Just 2 months back, in mid-May, the Dollar was at 58.5, and the consensus talk was about it going to Rs.55. Today, it is at Rs.61.5 and the panicky market movements suggest that it is looking like a currency crisis again. What happened?
Declaimer: This article written was originally in June 2014, and some of the data points may be outdated.
Well, that was an excessive irrational movement and so is this. The market runs to excess most of the time and is very rarely in equilibrium. Like a seesaw, it moves to excess one way and then the other.
Most exporters were oversold in mid-May, while importers had stopped hedging. Now exporters are covering their excess shorts, while importers are running to fix their exposures.
But what triggered this enormous change of sentiment?

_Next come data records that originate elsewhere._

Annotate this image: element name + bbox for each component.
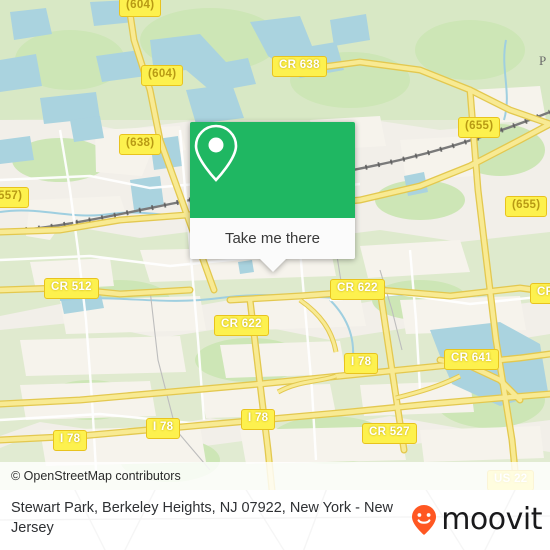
road-shield: CR 512: [44, 278, 99, 299]
road-shield: I 78: [53, 430, 88, 451]
road-shield: (655): [505, 196, 548, 217]
road-shield: CR: [530, 283, 550, 304]
road-shield: CR 638: [272, 56, 327, 77]
moovit-map-screenshot: (604) (604) CR 638 (638) (655) (655) 557) CR 51…: [0, 0, 550, 550]
road-shield: CR 527: [362, 423, 417, 444]
moovit-logo[interactable]: moovit: [407, 503, 542, 537]
moovit-wordmark: moovit: [441, 502, 542, 537]
road-shield: (604): [119, 0, 162, 17]
road-shield: CR 622: [214, 315, 269, 336]
map-canvas[interactable]: (604) (604) CR 638 (638) (655) (655) 557) CR 51…: [0, 0, 550, 490]
attribution-text[interactable]: © OpenStreetMap contributors: [0, 469, 181, 483]
location-popup[interactable]: Take me there: [190, 122, 355, 272]
road-shield: I 78: [146, 418, 181, 439]
moovit-pin-smiley-icon: [412, 505, 437, 535]
road-shield: (638): [119, 134, 162, 155]
road-shield: CR 641: [444, 349, 499, 370]
popup-action-label: Take me there: [224, 230, 321, 247]
footer-bar: Stewart Park, Berkeley Heights, NJ 07922…: [0, 490, 550, 550]
road-shield: 557): [0, 187, 30, 208]
popup-header: [190, 122, 355, 218]
road-shield: (655): [458, 117, 501, 138]
popup-tail: [259, 259, 286, 272]
road-shield: I 78: [344, 353, 379, 374]
page-title: Stewart Park, Berkeley Heights, NJ 07922…: [11, 500, 393, 536]
popup-action[interactable]: Take me there: [190, 218, 355, 272]
road-shield: I 78: [241, 409, 276, 430]
map-pin-outline-icon: [194, 124, 238, 182]
map-attribution-bar: © OpenStreetMap contributors: [0, 462, 550, 490]
road-shield: (604): [141, 65, 184, 86]
road-shield: CR 622: [330, 279, 385, 300]
place-label: P: [539, 53, 547, 68]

The “Modi Mania” of mid-May was an India-centric factor, while the current sentiment is driven by a global factor, i.e. US and Europe.
The first wave of hardening happened when the US reported a 4% GDP growth rate for Q2, CY2014. This came on the back of a -2.9% GDP growth rate in Q1CY2014, which happened because of the very bad weather during that quarter. It is not genuine, permanent growth…..just a restocking of inventories that had depleted in Q1. The long-term potential rate of growth is ~2%, and current projections are for 1.7%.
This sudden news triggered expectations of faster tightening by the Fed, maybe by Q2, CY2015. It was dampened by the poor Job Creation numbers and the uptick in Unemployment to 6.2%, still above the full employment number of 5%.
On the back of this, Italy reported recessionary numbers and Germany, the engine of Europe, a slowdown. This has raised expectations of a full-blown QE by the ECB in its 7th Aug, ’14 meeting. There has been huge short-selling of the Euro against the Dollar, leading to a Dollar-positive sentiment, which has pushed up the DXY to a technical breakout point of 81.6. The Euro has dropped to 1.3340, another technical support point.
So what to expect now?
The ECB will loosen for sure, i.e. drop Interest rates, and launch a QE, but those expectations are in the price. Unless the ECB does something dramatically excessive or shows a panic reaction, the Dollar: Euro should not break 1.32.
The impact on the Dollar: INR has been excessive because of the recent exuberance in mid-May, where most people were oversold below 59. Those stop-losses have been triggered, so you see these panic candlesticks.
For those with staying power, this is NOT a currency crisis like Aug 2013.
Why?
One, the Euro monetary loosening has been anticipated for a long time. Two, while the US uptick in GDP was a bit of a surprise, the subsequent Unemployment numbers indicate that this is just a one-time uptick. The US Current Account Deficit has come in lower than expected, but this was expected, given the expected increase in Shale Oil production over 2014-15.
Most of this movement can be traced to the Euro loosening. India is not at the epicenter of this, we are just suffering from the aftershocks. Our Inflation numbers are down, the monsoon is better than expected and food inflation might stay under 18% this year. Interest rates have been kept tight, with an indication that they will continue till Jan 2016, even if inflation trends are down to 6%.
Most importantly, we have increased Fx Reserves by a dramatic 20% (~$50 bn, not including $35 bn of Fx Swap lines with Japan), so the RBI has enough firepower to prevent a currency crisis like mid-2013. And the flows are continuing to come…..
Another minor point is that the RBI accumulated $20 bn of Forward positions in May, at 58.5-59 (public information). With carry for 2 months, their cost would be at 60.5. These positions could get liquidated to douse the panic and reduce short-term volatility. This is over and above the $13 bn accumulated in the spot market during the same period.
So what do we do now?
For now, hold these positions, which are not large. The carry will return most of your MTMs in a couple of months. The next quarter’s GDP growth rate for the US should come in lower and the tapering should be over. Any indication of longer-term horizons in the Interest Rate hikes, or a slower trajectory (than 0.25% per quarter) will lead to a selloff in the US Dollar. Till then, the carry will catch up.
If Indian inflation continues its decline, the Rupee will remain in its range of 60-63. This is not scary.